1868 - 1903: Karte des Deutschen Reiches 1:100.000


Die zwischen 1868 und 1903 hergestellte Karte des Deutschen Reiches 1:100.000 war das erste Kartenwerk kleineren Maßstabes, das flächendeckend für das gesamte Gebiet des im Jahr 1871 neu gegründeten Deutschen Kaiserreiches vorlag.

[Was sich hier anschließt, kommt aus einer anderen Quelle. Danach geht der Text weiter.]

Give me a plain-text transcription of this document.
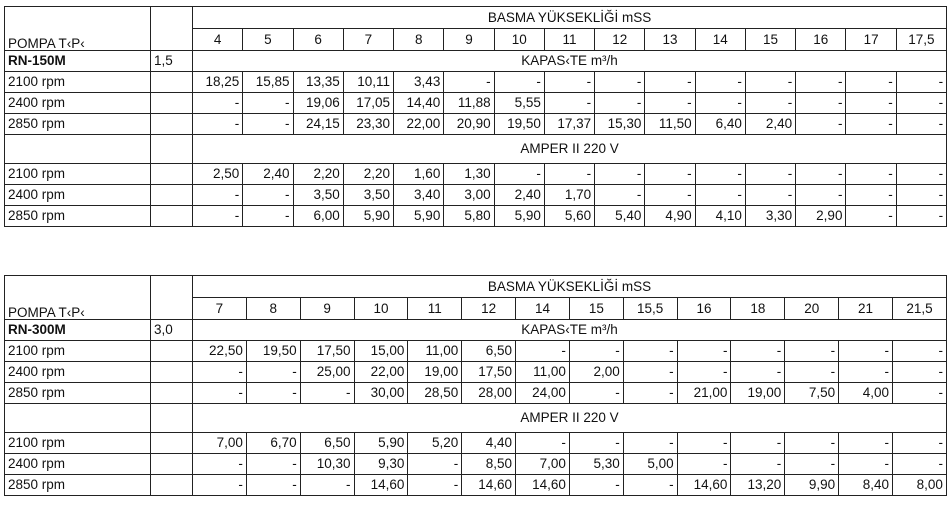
POMPA T‹P‹		BASMA YÜKSEKLİĞİ mSS														
		4	5	6	7	8	9	10	11	12	13	14	15	16	17	17,5
RN-150M	1,5	KAPAS‹TE m³/h														
2100 rpm		18,25	15,85	13,35	10,11	3,43	-	-	-	-	-	-	-	-	-	-
2400 rpm		-	-	19,06	17,05	14,40	11,88	5,55	-	-	-	-	-	-	-	-
2850 rpm		-	-	24,15	23,30	22,00	20,90	19,50	17,37	15,30	11,50	6,40	2,40	-	-	-
		AMPER II 220 V														
2100 rpm		2,50	2,40	2,20	2,20	1,60	1,30	-	-	-	-	-	-	-	-	-
2400 rpm		-	-	3,50	3,50	3,40	3,00	2,40	1,70	-	-	-	-	-	-	-
2850 rpm		-	-	6,00	5,90	5,90	5,80	5,90	5,60	5,40	4,90	4,10	3,30	2,90	-	-
POMPA T‹P‹		BASMA YÜKSEKLİĞİ mSS													
		7	8	9	10	11	12	14	15	15,5	16	18	20	21	21,5
RN-300M	3,0	KAPAS‹TE m³/h													
2100 rpm		22,50	19,50	17,50	15,00	11,00	6,50	-	-	-	-	-	-	-	-
2400 rpm		-	-	25,00	22,00	19,00	17,50	11,00	2,00	-	-	-	-	-	-
2850 rpm		-	-	-	30,00	28,50	28,00	24,00	-	-	21,00	19,00	7,50	4,00	-
		AMPER II 220 V													
2100 rpm		7,00	6,70	6,50	5,90	5,20	4,40	-	-	-	-	-	-	-	-
2400 rpm		-	-	10,30	9,30	-	8,50	7,00	5,30	5,00	-	-	-	-	-
2850 rpm		-	-	-	14,60	-	14,60	14,60	-	-	14,60	13,20	9,90	8,40	8,00
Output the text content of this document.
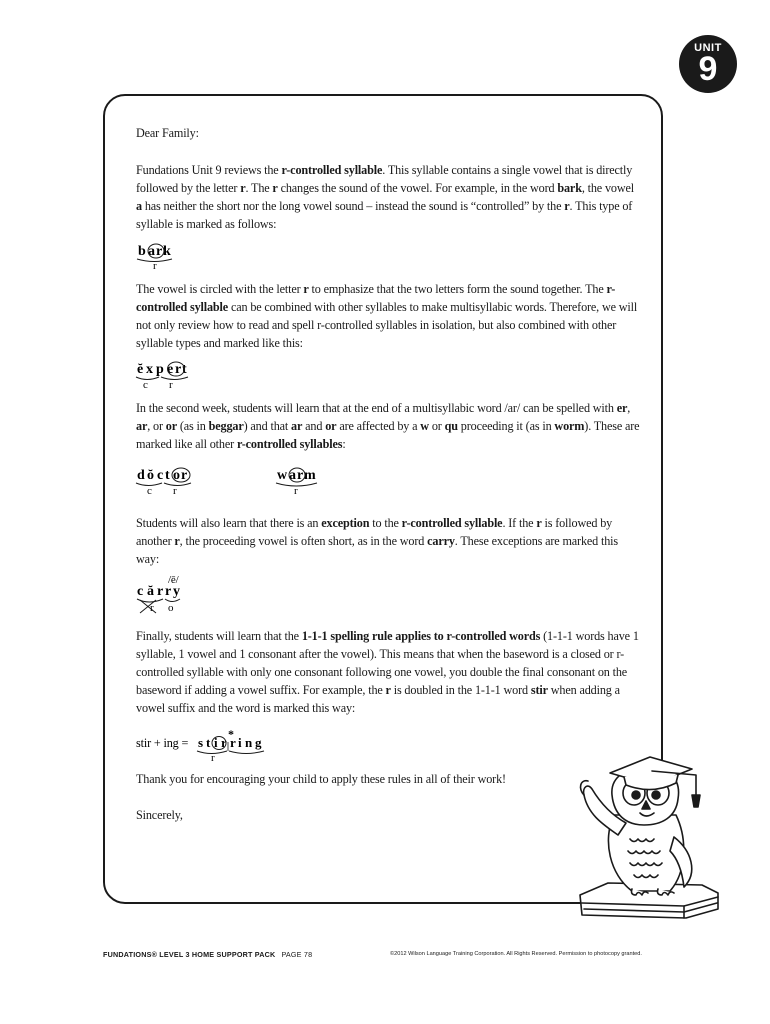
UNIT
9

Dear Family:

Fundations Unit 9 reviews the r-controlled syllable. This syllable contains a single vowel that is directly followed by the letter r. The r changes the sound of the vowel. For example, in the word bark, the vowel a has neither the short nor the long vowel sound – instead the sound is “controlled” by the r. This type of syllable is marked as follows:

b a r k
r

The vowel is circled with the letter r to emphasize that the two letters form the sound together. The r-controlled syllable can be combined with other syllables to make multisyllabic words. Therefore, we will not only review how to read and spell r-controlled syllables in isolation, but also combined with other syllable types and marked like this:

ĕ x p e r t
c r

In the second week, students will learn that at the end of a multisyllabic word /ar/ can be spelled with er, ar, or or (as in beggar) and that ar and or are affected by a w or qu proceeding it (as in worm). These are marked like all other r-controlled syllables:

d ŏ c t o r
c r
w a r m
r

Students will also learn that there is an exception to the r-controlled syllable. If the r is followed by another r, the proceeding vowel is often short, as in the word carry. These exceptions are marked this way:

/ē/
c ă r r y
r o

Finally, students will learn that the 1-1-1 spelling rule applies to r-controlled words (1-1-1 words have 1 syllable, 1 vowel and 1 consonant after the vowel). This means that when the baseword is a closed or r-controlled syllable with only one consonant following one vowel, you double the final consonant on the baseword if adding a vowel suffix. For example, the r is doubled in the 1-1-1 word stir when adding a vowel suffix and the word is marked this way:

stir + ing = s t i r r i n g
*
r

Thank you for encouraging your child to apply these rules in all of their work!

Sincerely,

FUNDATIONS® LEVEL 3 HOME SUPPORT PACK PAGE 78	©2012 Wilson Language Training Corporation. All Rights Reserved. Permission to photocopy granted.
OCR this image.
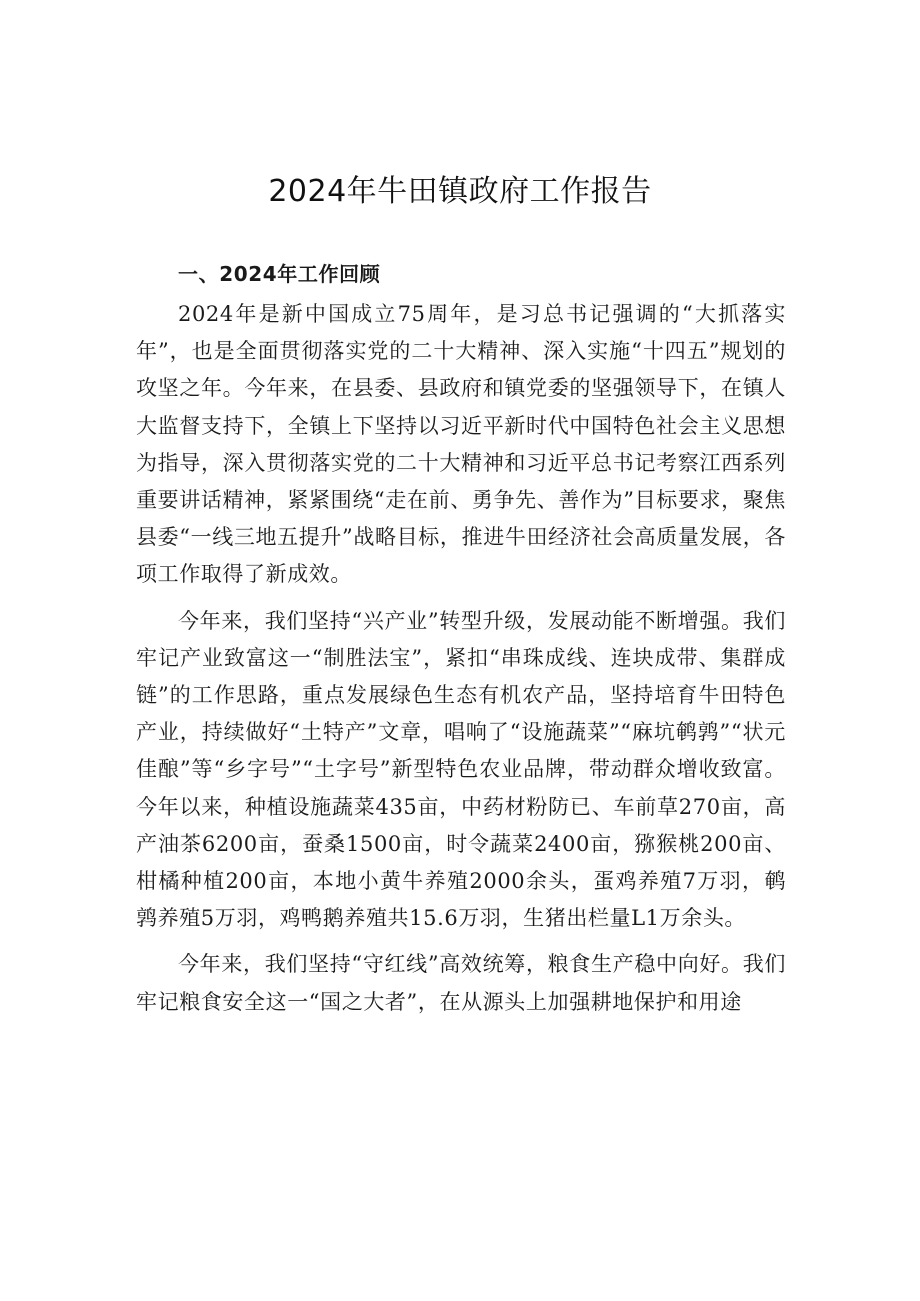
2024年牛田镇政府工作报告
一、2024年工作回顾

2024年是新中国成立75周年，是习总书记强调的“大抓落实年”，也是全面贯彻落实党的二十大精神、深入实施“十四五”规划的攻坚之年。今年来，在县委、县政府和镇党委的坚强领导下，在镇人大监督支持下，全镇上下坚持以习近平新时代中国特色社会主义思想为指导，深入贯彻落实党的二十大精神和习近平总书记考察江西系列重要讲话精神，紧紧围绕“走在前、勇争先、善作为”目标要求，聚焦县委“一线三地五提升”战略目标，推进牛田经济社会高质量发展，各项工作取得了新成效。

今年来，我们坚持“兴产业”转型升级，发展动能不断增强。我们牢记产业致富这一“制胜法宝”，紧扣“串珠成线、连块成带、集群成链”的工作思路，重点发展绿色生态有机农产品，坚持培育牛田特色产业，持续做好“土特产”文章，唱响了“设施蔬菜”“麻坑鹌鹑”“状元佳酿”等“乡字号”“土字号”新型特色农业品牌，带动群众增收致富。今年以来，种植设施蔬菜435亩，中药材粉防已、车前草270亩，高产油茶6200亩，蚕桑1500亩，时令蔬菜2400亩，猕猴桃200亩、柑橘种植200亩，本地小黄牛养殖2000余头，蛋鸡养殖7万羽，鹌鹑养殖5万羽，鸡鸭鹅养殖共15.6万羽，生猪出栏量L1万余头。

今年来，我们坚持“守红线”高效统筹，粮食生产稳中向好。我们牢记粮食安全这一“国之大者”，在从源头上加强耕地保护和用途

Die Karte des Deutschen Reiches 1:100.000 (KDR), auch als Generalstabskarte bezeichnet, war das erste Kartenwerk kleineren Maßstabes, das flächendeckend für das gesamte Gebiet des im Jahr 1871 neu gegründeten Deutschen Kaiserreiches vorlag.

Kartenbeispiel: Karte des Deutschen Reiches 1:100.000 (1868 - 1903) Generalstabskarte

In einem Abkommen vom 4. März 1878 beschlossen die Staaten Bayern, Preußen, Sachsen und Württemberg die Herstellung dieses Kartenwerkes nach einheitlichen Richtlinien. Baden und Hessen beteiligten sich zunächst nicht an der KDR, obwohl sie über eigene Landesaufnahmen verfügten. Es sollten noch rund 30 Jahre vergehen, bis das komplette Werk, das allein für Preußen aus insgesamt 542 Kartenblättern bestand, im Jahr 1909 flächendeckend vorlag.

Neben der einfarbigen Ausgabe wurde ab 1899 mit der Herstellung einer dreifarbigen Ausgabe B der KDR begonnen. Von dieser Ausgabe wurden bis 1929 insgesamt 301 Blätter fertig gestellt, bis die weitere Bearbeitung in der Folge der Weltwirtschaftskrise von 1929 aus Geldmangel eingestellt wurde.

Der Karteninhalt der KDR ist im Verhältnis zum Maßstab außerordentlich reichhaltig und gut gegliedert. Das ortsverbindende Wegenetz ist vollständig wiedergegeben und bei der Darstellung der Ortschaften ist der Unterschied zwischen geschlossener und offener Bauweise klar zu erkennen. Ferner wurden die Verwaltungsgrenzen bis zur Kreisgrenze hinab dargestellt.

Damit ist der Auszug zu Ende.